I never quite understood the reasoning behind hiring celebrities for advertising campaigns. My passion for the movies does not transfer to an actor selling hair shampoo or breakfast cereal. Just because they can act doesn’t mean actors have some inside knowledge of a consumer item, let alone world affairs. Granted, I can enjoy a fun commercial that has an entertainer in it, but that is as far as it goes for me. Based on Viktor Pelevin’s novel, I found this off centered movie to be an unusual mix of comedy, drama and satire with a touch of science fiction added in for good measure. The movie told the story about the birth of the advertising industry in newly formed Russia after the collapse of the Soviet Union. Vladimir Epifantsey (Home, Fartovyy) played Babylen Tatarsky a former sales clerk who found himself thrust into the explosive world of commercials and product placements. Also starring Mikhail Efremov (9th Company, The House of Sun) as Leonid Azadovsky, I found some scenes thought provoking as I compared the Russian style of commercials to the ones here in the United States. One of the most interesting aspects of the movie was the scenes that dealt with the digitalization of popular figures into commercials. I found the idea disturbing to tell you the truth and still thought about it after I left the movie theater.
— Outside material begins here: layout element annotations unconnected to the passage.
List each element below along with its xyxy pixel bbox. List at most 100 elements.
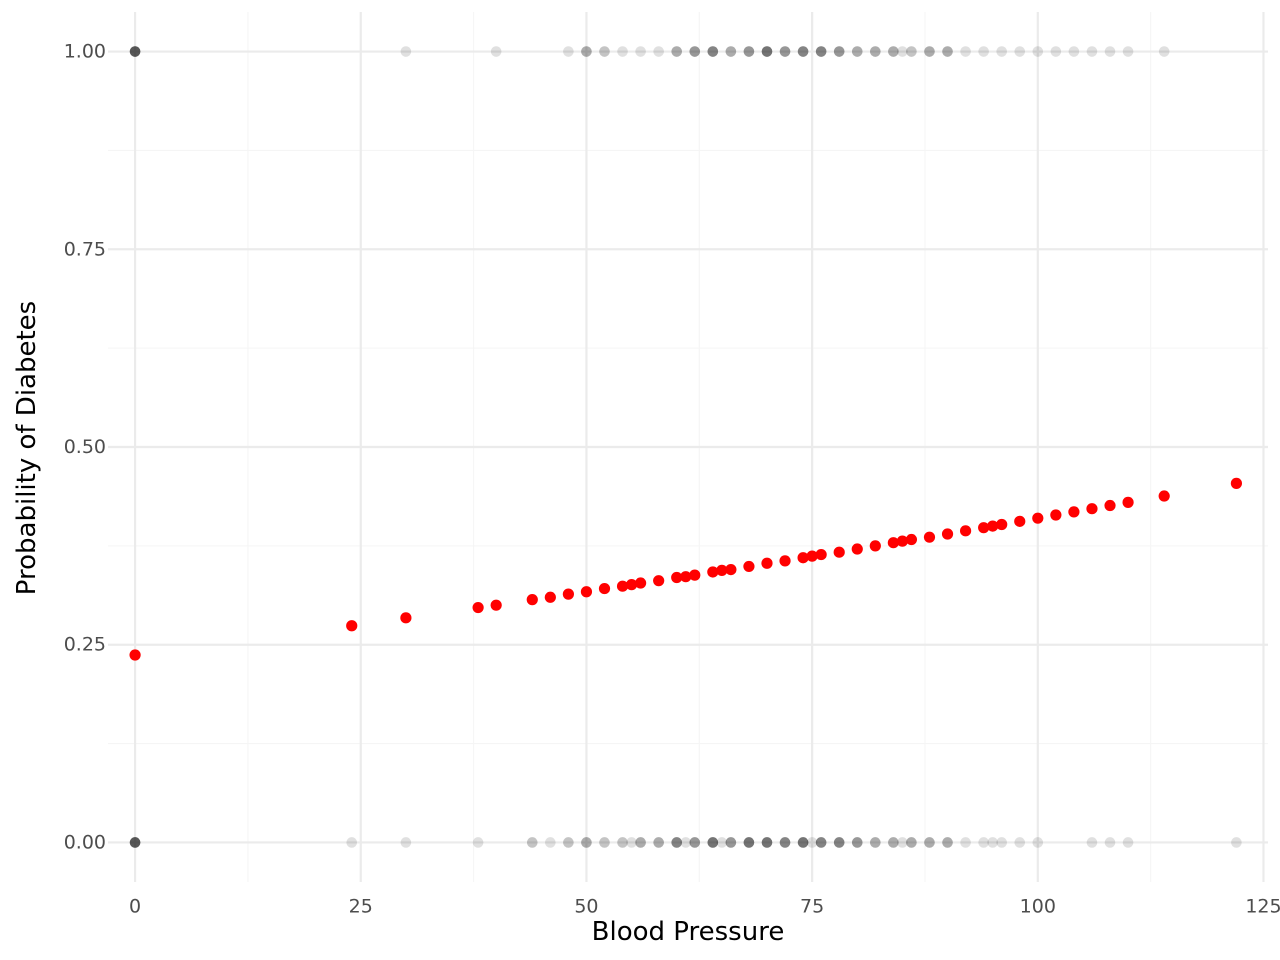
- predicted-point: [887, 537, 899, 549]
- y-tick-label: 0.75: [64, 238, 106, 260]
- observed-point: [851, 837, 863, 848]
- observed-point: [833, 46, 845, 57]
- observed-point: [129, 837, 141, 848]
- predicted-point: [1158, 490, 1170, 502]
- predicted-point: [490, 599, 502, 611]
- observed-point: [1231, 837, 1242, 848]
- observed-point: [707, 46, 719, 57]
- observed-point: [129, 837, 141, 848]
- observed-point: [707, 837, 719, 848]
- observed-point: [653, 837, 664, 848]
- observed-points: [129, 46, 1242, 848]
- observed-point: [942, 46, 953, 57]
- predicted-point: [1068, 506, 1080, 518]
- x-axis-title: Blood Pressure: [592, 917, 785, 947]
- observed-point: [707, 46, 719, 57]
- predicted-point: [346, 620, 358, 632]
- observed-point: [599, 837, 610, 848]
- predicted-point: [472, 601, 484, 614]
- y-tick-labels: 0.00 0.25 0.50 0.75 1.00: [64, 41, 106, 854]
- observed-point: [526, 837, 538, 848]
- observed-point: [815, 837, 827, 848]
- observed-point: [906, 837, 917, 848]
- observed-point: [888, 837, 899, 848]
- predicted-point: [653, 575, 665, 587]
- major-grid: [108, 12, 1268, 882]
- observed-point: [897, 837, 908, 848]
- observed-point: [689, 837, 701, 848]
- observed-point: [725, 837, 737, 848]
- observed-point: [833, 837, 845, 848]
- observed-point: [996, 837, 1007, 848]
- observed-point: [490, 46, 502, 57]
- observed-point: [924, 837, 935, 848]
- observed-point: [1086, 837, 1098, 848]
- observed-point: [870, 46, 881, 57]
- observed-point: [906, 837, 917, 848]
- observed-point: [545, 837, 556, 848]
- observed-point: [797, 46, 809, 57]
- observed-point: [129, 837, 141, 848]
- predicted-point: [761, 557, 773, 569]
- observed-point: [761, 837, 773, 848]
- predicted-point: [1230, 477, 1243, 489]
- observed-point: [761, 837, 773, 848]
- predicted-point: [598, 582, 611, 595]
- observed-point: [942, 46, 953, 57]
- observed-point: [129, 46, 141, 57]
- observed-point: [581, 837, 592, 848]
- y-axis-title: Probability of Diabetes: [12, 301, 42, 595]
- predicted-point: [544, 591, 556, 603]
- observed-point: [743, 46, 755, 57]
- observed-point: [689, 46, 701, 57]
- observed-point: [833, 837, 845, 848]
- observed-point: [129, 46, 141, 57]
- observed-point: [797, 837, 809, 848]
- observed-point: [815, 837, 827, 848]
- observed-point: [779, 837, 791, 848]
- y-tick-label: 0.00: [64, 831, 106, 853]
- predicted-point: [959, 525, 972, 537]
- observed-point: [815, 46, 827, 57]
- observed-point: [851, 837, 863, 848]
- observed-point: [906, 46, 917, 57]
- observed-point: [716, 837, 728, 848]
- observed-point: [707, 837, 719, 848]
- observed-point: [978, 46, 989, 57]
- observed-point: [653, 837, 664, 848]
- observed-point: [743, 46, 755, 57]
- observed-point: [599, 46, 610, 57]
- predicted-point: [689, 569, 701, 581]
- observed-point: [942, 837, 953, 848]
- predicted-point: [996, 518, 1008, 531]
- predicted-point: [1032, 512, 1044, 524]
- observed-point: [129, 46, 141, 57]
- observed-point: [680, 837, 692, 848]
- predicted-point: [129, 649, 141, 661]
- observed-point: [851, 46, 863, 57]
- observed-point: [906, 46, 917, 57]
- observed-point: [779, 46, 791, 57]
- predicted-point: [941, 528, 954, 540]
- observed-point: [635, 46, 646, 57]
- observed-point: [581, 46, 592, 57]
- observed-point: [1032, 837, 1044, 848]
- predicted-point: [635, 577, 647, 589]
- observed-point: [761, 837, 773, 848]
- observed-point: [761, 46, 773, 57]
- predicted-point: [680, 571, 692, 583]
- predicted-point: [1050, 509, 1062, 521]
- observed-point: [815, 46, 827, 57]
- observed-point: [400, 46, 412, 57]
- observed-point: [129, 837, 141, 848]
- observed-point: [761, 46, 773, 57]
- observed-point: [725, 837, 737, 848]
- predicted-point: [833, 546, 845, 558]
- observed-point: [779, 46, 791, 57]
- observed-point: [707, 837, 719, 848]
- observed-point: [617, 837, 628, 848]
- y-tick-label: 1.00: [64, 41, 106, 63]
- observed-point: [743, 46, 755, 57]
- observed-point: [779, 837, 791, 848]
On the other hand, these scenes I have mentioned were not enough to continue my interest in the story. Not sure what type of movie it wanted to be, I found myself periodically getting bored and confused. I could not tell if they were trying to mimic the times of the 1980’s or it was just poor cinematography in the way the movie was filmed. With a tighter focus, I think this could have been a better movie. It was that damn trailer I bet, that sucked me into seeing this film. Russian with English subtitles.